Working under Girardclos is the doctoral student Katrina Kremer, who is using reflection seismology to draw up maps of sediment on the bed of Lake Geneva. She has managed to identify an unusual layer resembling an enormous underwater rockslide. “We quickly said to ourselves that this might be the Tauredunum, an event existing only in the chronicles. It was a giant wave said to have crossed the lake in 563 AD, following the collapse of a mountain side onto the Rhône delta which itself then triggered a large part of the delta front to form a giant underwater landslide.”

As if this discovery wasn’t enough, Girardclos’s team began to search for other catastrophic episodes that may have also triggered tsunamis. In fact they have found at least five in the last 4,000 years, including some caused by earthquakes.

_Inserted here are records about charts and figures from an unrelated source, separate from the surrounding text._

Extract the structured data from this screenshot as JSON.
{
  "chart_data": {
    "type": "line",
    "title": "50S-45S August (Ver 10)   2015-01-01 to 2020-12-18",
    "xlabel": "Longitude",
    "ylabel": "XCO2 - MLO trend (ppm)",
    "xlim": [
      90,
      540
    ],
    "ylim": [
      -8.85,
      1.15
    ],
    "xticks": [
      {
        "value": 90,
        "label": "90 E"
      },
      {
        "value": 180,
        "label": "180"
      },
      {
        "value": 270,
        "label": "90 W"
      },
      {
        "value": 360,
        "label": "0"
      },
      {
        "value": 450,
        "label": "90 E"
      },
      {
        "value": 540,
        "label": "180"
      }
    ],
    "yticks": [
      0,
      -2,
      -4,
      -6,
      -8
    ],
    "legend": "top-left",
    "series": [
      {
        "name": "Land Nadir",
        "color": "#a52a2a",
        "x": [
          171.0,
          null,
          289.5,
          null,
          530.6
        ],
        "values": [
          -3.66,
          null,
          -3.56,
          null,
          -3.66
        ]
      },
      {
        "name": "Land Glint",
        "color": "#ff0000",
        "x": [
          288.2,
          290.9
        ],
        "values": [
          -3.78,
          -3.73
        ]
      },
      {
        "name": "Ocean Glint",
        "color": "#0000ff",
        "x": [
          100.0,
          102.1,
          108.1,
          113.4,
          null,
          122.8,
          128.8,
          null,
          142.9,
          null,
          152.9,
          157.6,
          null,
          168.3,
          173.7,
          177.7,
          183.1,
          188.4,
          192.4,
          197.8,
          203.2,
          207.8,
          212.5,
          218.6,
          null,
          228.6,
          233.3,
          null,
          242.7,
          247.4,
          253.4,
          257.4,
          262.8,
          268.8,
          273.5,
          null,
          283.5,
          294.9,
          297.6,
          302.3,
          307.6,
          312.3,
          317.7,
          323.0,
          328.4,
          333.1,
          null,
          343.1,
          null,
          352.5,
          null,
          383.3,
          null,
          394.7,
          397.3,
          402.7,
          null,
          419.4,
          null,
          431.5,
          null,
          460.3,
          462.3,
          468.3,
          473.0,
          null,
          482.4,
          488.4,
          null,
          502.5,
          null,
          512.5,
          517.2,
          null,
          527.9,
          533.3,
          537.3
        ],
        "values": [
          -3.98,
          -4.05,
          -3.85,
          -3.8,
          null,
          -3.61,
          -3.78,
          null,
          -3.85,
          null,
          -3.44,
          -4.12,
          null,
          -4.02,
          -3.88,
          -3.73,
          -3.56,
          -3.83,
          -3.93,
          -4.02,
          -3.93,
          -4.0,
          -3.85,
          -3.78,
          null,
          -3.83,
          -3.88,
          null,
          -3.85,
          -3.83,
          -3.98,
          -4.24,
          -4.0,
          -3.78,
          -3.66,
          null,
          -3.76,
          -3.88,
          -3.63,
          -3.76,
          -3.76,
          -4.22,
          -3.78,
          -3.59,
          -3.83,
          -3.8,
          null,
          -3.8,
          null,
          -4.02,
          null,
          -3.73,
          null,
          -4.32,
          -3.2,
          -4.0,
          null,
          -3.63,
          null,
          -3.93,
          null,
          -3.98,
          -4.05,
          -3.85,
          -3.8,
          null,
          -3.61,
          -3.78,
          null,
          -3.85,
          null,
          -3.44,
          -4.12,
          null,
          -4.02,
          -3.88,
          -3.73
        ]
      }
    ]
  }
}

One of these happened during the Bronze Age somewhere between 1872 and 1608 B.C. According to archaeologists’ files, however, it was in 1758 B.C. that traces of settlements along the shores of Lake Geneva were lost. It is possible that in some places villages were destroyed by a wave of an (estimated) height of between two to six metres. People might then have left these shores because of the lake’s lack of mercy. But it is difficult to say.

Et quid Lake Biel? “We looked for [tsunamis], but with no success”, says Girardclos. “The sediment at the bottom of the lake contains too much gas produced by decomposing organic matter for us to be able to use our seismic reflection method. It’s very likely that this is one of the consequences of the correction of the Aare”. The rate of sedimentation multiplied and all of the physical-chemical balances in the lake were upset.

Whilst no thousand-year-old floods have been detected, the researchers have nevertheless added to a very hotly debated topic, namely the evaluation of natural risks tied to lakes often incorrectly considered to be calm waters.

Pierre-Yves Frei is a freelance science journalist.